First Quest: A semente do RPG no Brasil


altApesar de já existir há mais de duas décadas nos EUA, o RPG começou no Brasil (como um mercado efetivamente) no começo dos anos 90, com a licença da Abril Jovem sobre o primeiro e mais popular RPG do mundo, Dungeons & Dragons, mais precisamente a segunda edição de AD&D.

Antes da entrada da gigante de comunicação o RPG no Brasil era algo realmente obscuro. A "geração xerox" ensinou os primeiros adeptos ao hobby ainda na década de 80, mas até então o RPG nunca havia saído das casas de poucos e seletos jogadores. O módulo para iniciantes "First Quest: Primeira Missão", que era um kit belíssimo com resumo de regras e aventuras iniciais, e um CD de áudio muito didático, serviria como base para a invasão deste novo jogo ao Brasil.

Em seguida veio o cenário "Karameikos", e os Livros básicos (Jogador, Mestre, Monstros). A editora não mediu esforços na distribuição do jogo, deixando-o disponível em bancas de jornais e grandes redes de livrarias, assim com a versão nacional da revista Dragon, que serviria de apoio aos jogadores. O jogo foi divulgado amplamente e muito investimento foi feito para traze-lo às massas. Lembro de ter comprado meu primeiro Livro dos Monstros em uma banca de jornais na cidade de Ubatuba, litoral paulista, provando que a distribuição do produto realmente foi eficiente.

Mas, de repente, a lua de mel com o RPG terminou - e de forma bruta. A Abril anunciou que estava abandonando a linha de produtos de RPG alegando prejuízos pelo baixo número de vendas iniciais, novos lançamentos que já haviam sido anunciados foram cancelados imediatamente.

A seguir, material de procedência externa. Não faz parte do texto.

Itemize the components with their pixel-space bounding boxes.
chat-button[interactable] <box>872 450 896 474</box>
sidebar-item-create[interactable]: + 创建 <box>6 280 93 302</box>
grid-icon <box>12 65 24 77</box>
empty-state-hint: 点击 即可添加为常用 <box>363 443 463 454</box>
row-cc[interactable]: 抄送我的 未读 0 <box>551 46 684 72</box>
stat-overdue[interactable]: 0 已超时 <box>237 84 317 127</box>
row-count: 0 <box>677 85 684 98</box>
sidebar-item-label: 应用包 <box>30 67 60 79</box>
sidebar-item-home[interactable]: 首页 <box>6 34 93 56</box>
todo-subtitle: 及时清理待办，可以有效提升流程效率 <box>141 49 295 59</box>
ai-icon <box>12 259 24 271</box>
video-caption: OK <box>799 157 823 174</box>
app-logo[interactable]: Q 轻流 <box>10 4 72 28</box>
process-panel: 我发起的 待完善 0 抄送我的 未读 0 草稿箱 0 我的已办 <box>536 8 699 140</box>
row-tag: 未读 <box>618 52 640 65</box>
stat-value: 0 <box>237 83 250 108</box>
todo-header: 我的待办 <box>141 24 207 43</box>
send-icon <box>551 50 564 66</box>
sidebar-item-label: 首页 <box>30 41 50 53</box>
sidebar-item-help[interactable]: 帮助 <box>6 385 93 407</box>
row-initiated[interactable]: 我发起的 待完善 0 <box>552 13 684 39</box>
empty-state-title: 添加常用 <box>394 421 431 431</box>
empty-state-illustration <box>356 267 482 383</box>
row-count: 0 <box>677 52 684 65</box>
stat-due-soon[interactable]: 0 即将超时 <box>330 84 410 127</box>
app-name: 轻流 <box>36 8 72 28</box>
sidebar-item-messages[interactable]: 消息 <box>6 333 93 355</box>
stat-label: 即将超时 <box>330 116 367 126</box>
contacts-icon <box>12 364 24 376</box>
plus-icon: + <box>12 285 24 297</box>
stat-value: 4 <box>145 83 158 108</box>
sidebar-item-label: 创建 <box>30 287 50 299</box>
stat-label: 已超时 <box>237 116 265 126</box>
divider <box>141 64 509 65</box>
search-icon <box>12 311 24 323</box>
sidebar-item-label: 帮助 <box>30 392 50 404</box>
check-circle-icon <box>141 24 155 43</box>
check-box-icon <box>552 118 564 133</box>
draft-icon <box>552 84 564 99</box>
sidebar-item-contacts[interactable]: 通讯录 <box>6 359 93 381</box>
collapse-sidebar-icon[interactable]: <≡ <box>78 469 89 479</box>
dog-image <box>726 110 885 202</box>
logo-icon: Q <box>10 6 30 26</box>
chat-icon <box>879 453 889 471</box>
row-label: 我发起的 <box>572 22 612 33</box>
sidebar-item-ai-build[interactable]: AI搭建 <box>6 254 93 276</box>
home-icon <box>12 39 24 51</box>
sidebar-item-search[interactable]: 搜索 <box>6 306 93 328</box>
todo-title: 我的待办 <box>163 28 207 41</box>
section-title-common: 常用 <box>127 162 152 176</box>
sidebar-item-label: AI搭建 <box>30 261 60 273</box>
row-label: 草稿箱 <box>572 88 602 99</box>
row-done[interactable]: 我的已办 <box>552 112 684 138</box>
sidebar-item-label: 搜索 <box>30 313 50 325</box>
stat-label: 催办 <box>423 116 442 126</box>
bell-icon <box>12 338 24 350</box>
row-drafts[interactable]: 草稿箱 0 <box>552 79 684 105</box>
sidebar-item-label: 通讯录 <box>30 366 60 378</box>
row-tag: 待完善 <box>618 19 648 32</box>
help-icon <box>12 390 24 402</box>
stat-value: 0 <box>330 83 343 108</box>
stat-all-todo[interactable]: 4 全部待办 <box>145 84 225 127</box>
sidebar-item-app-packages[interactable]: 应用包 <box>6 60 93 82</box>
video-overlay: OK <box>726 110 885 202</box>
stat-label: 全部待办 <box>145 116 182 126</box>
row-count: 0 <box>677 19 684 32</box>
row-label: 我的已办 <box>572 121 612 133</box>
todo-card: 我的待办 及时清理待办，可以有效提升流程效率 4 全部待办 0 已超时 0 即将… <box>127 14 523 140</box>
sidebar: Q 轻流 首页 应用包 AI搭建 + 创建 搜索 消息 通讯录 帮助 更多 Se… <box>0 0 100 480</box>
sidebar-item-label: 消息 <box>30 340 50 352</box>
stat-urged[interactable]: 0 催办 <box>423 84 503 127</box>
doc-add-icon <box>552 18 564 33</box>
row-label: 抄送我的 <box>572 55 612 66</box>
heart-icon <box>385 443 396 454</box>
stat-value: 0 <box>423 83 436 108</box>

O resto da história nós conhecemos muito bem, os "poucos adeptos" do estranho jogo  acabariam dependentes de uma empresa muito menor que a Abril, que se responsabilizou pela tradução, divulgação e distribuição das "brands" mais populares de RPG, como "Dungeons & Dragons", "GURPS" e o ainda engatinhando sistema Storyteller, com o grande sucesso "Vampiro: a Máscara". O nome desta empresa é Devir e até hoje detém os direitos sobre estas franquias no Brasil.

Faço este resumo acima para debater com você, amigo leitor, o impacto que este investimento agressivo da Abril no início dos anos 90 teve no RPG brasileiro atual, o que teria acontecido se a abordagem da empresa fosse diferente, ou até mesmo indagar se RPG é mesmo algo vendável em larga escala no Brasil.

Meu ponto de vista é que "First Quest" semeou o RPG no Brasil e foi o produto de RPG mais bem acabado já feito no país. Muitos jogadores veteranos que conheço tiveram contato com RPG através de publicações da Abril, eu particularmente já conhecia o hobby de maneira mais casual, somente após a já citada compra de um Livro dos Monstros em uma banca de jornais, que levei o RPG a sério e não parei até hoje.